Sorry if I'm nitpicking, but I respectfully disagree with this note; in my three years in FRC I've seen only teams with a lot of resources/experience pull this off well. I've far more often seen teams fail because they took on too much when building their robot, have mechanisms that turn out to be hardly used in competition, or waste lots of time on field performing the roles that they won't be most valuable for in eliminations. I'd advise spending the first few days of build season doing heavy analysis of the rules to find what strategy you will get the most out of before even thinking about the design of the robot, then, build primarily for that strategy; being able to do one thing very well will likely get you more than being able to do multiple things adequately.
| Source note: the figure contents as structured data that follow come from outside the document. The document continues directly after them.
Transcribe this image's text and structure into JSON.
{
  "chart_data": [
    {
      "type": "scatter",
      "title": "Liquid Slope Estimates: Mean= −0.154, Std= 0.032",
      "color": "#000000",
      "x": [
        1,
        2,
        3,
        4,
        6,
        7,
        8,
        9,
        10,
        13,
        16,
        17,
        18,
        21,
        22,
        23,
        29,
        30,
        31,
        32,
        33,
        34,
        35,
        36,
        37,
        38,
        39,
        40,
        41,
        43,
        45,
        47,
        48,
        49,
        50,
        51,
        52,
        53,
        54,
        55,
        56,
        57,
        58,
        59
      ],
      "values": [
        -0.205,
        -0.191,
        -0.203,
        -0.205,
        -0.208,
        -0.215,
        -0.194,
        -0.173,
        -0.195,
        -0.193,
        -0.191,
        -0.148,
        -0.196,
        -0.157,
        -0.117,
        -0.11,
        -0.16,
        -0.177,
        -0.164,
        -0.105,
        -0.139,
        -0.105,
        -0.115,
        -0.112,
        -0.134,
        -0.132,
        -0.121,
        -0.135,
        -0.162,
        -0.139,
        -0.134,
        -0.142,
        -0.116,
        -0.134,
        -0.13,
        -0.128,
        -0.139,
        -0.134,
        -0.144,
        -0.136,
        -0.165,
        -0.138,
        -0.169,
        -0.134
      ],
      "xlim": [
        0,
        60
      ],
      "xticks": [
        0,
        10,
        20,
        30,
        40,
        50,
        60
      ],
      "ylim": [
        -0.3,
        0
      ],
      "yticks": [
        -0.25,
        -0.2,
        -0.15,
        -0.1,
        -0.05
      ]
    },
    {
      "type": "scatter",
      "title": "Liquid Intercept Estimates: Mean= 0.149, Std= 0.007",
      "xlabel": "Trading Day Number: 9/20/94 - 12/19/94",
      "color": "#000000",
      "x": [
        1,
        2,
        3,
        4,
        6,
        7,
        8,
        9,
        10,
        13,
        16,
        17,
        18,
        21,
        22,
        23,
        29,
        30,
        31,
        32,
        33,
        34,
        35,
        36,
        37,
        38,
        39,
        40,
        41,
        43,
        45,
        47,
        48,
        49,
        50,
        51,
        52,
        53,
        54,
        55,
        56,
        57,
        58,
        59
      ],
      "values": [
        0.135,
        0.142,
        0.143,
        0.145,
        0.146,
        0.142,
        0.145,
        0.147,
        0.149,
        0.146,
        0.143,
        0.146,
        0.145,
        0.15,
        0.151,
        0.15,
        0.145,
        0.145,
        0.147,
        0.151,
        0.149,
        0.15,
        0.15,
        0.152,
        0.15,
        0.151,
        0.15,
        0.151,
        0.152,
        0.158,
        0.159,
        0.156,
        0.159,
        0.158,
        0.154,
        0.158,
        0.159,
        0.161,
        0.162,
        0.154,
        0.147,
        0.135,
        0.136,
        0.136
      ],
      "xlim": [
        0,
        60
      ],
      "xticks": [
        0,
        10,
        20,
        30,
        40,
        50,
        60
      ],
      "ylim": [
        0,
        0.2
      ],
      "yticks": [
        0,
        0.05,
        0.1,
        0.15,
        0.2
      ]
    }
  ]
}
Make your pick list the night before alliance selection. You'll almost definitely be too busy to do it the morning of, and by that time you should already have a pretty good idea of what everybody can do and how well. This also means you can lighten up on the work for your scouters: reduce your scouting team to 2 or 3 people, give them a list of who's most important to watch, and have them just write down notes on any relevant happenings on field. Then, look their notes over briefly before alliance selections and adjust your picks accordingly.

As said above, always make a pick list no matter where you're ranked; if you're picked in the first round you can help out your alliance captain with the third pick. Also mark off the teams who are captains/are being picked during selections, because picks move fast and your captain might not be sure who's left. Compiling the list will also help reinforce in your memory who can do what, which helps a ton if you have to do some analysis on the fly.